競り合ってくる相手のジャンパーよりも前で、スピードとタイミングでボールを取るなら、「速く直線的なボール」。
逆に相手ジャンパーより後ろでキャッチするなら、相手ジャンパーを超えるような「山なりのボール」。
この二つのボールの投げ分けが非常に重要で、どちらも味方と連携をとって狙った場所に投げるのは、かなりの難易度と言えます。
横のずれは1m以内の幅に抑える
ラインアウトでは、基本的にボールは真っ直ぐ投げ入れなければなりません。
露骨に味方側に投げられては、相手側が取るチャンスがなくなってしまいますからね。
この真っ直ぐというのが、どれくらいの範囲かと言えば、フッカーの立ち位置を中心に前後50cm、つまり幅1m以内の間です。
ラインアウトで並んだ時に両チームが開ける距離が1mですので、ちょうどその間にスローイングするという形になります。
この幅1mを超えてどちらかにボールが逸れると「ノットストレート」の反則となってしまいます。
1mというと意外に広いと思われるかもしれませんが、相手側に投げ入れたくはありませんので、実際のところ、狙うべきスペースは半分の50cmの間になります。
しかも、ラインアウトの一番手前であれば、キャッチするまで5m程度なのでそれほど難しくありませんが、一番後ろは15mもの距離があります。
15m後ろに50cmもずらさずにボールを投げるというのは、なかなか職人芸。
ラインアウトの後ろの方で何度も綺麗なキャッチが決まるなら、スロワーの技術が素晴らしいと言えるでしょう。
フィールドプレーの役割と求められるスキル
フッカーがフィールドプレーにおいて求められる役割やスキルは多岐に及びます。
近代ラグビーにおいては、タイトファイブ(プロップ、フッカー、ロックのスクラムの前五人)にも、走力やパススキルなどが求められているためです。
特にフッカーはプロップほどのパワーを求められない代わりに、走力や仕事量が重要です。
また、持ち前の器用さで、BKラインに入ってパス回しに参加したり、自分でボールを持って突破を図るなど、2次攻撃以降においてはナンバーエイトのような役割もこなします。

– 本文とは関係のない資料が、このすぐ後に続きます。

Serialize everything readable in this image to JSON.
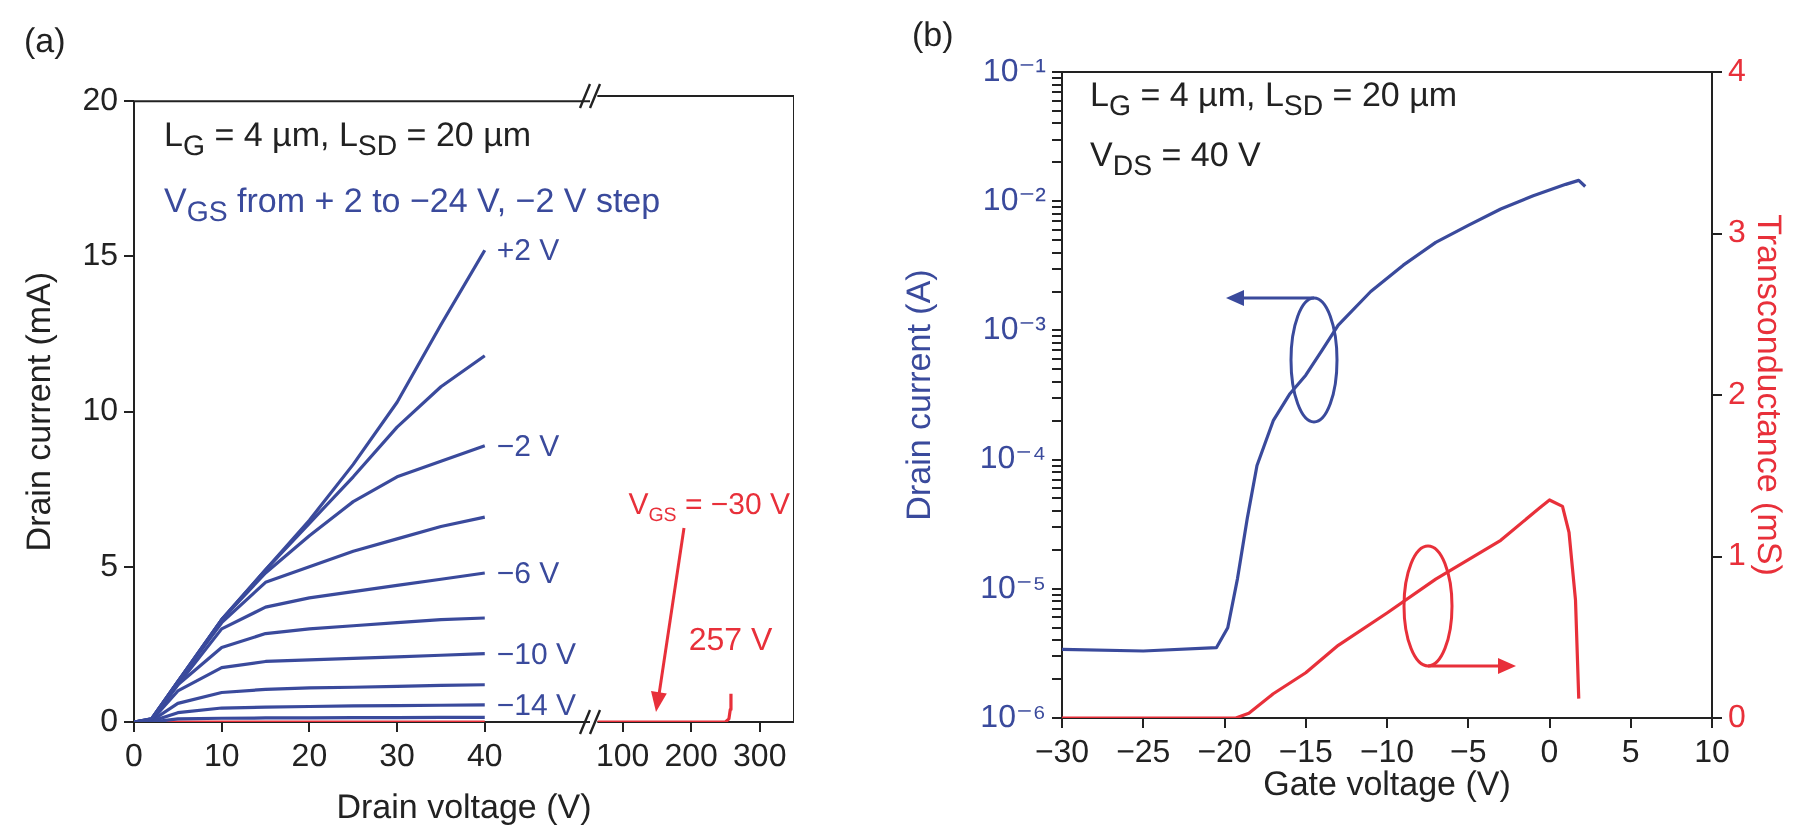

臨機応変さが求められるため状況判断能力も必須で、また、状況を見て味方に指示も出していきます。
まとめ
フッカーについての解説は以上になります。
最後に、フッカーについてまとめていきましょう。
フッカーの基礎知識
- フッカーはパワーと器用さを兼ね備えたファイター
- 世界のトップ選手の平均的な体格は身長175~185cm、体重100~115kg
- スクラムではフッキングをこなすとともに、全体のまとめ役
- ラインアウトではスローイングを行う
- フィールドプレーでも随所で活躍する
- 必要とされるスキルは、パワー、器用さ、状況判断能力、コミュニケーション能力、リーダーシップなど
代表的なフッカーの選手
堀江翔太
日本が世界に誇る名フッカーが堀江翔太。
元々はバックローだったが、社会人(パナソニック)からフッカーに転向。
トップリーグMVPを2度も獲得したり、海外のチームでもプレー経験があり、サンウルブズや日本代表でもキャプテンを務める。
デインコールズ(Dane Coles)
世界ナンバーワンフッカーとの呼び声も高いデインコールズ。
相手をなぎ倒すパワーとスピード、BK顔負けのランニングスキルとハンドリング。
まさに近代ラグビーのフッカーを体現したような存在。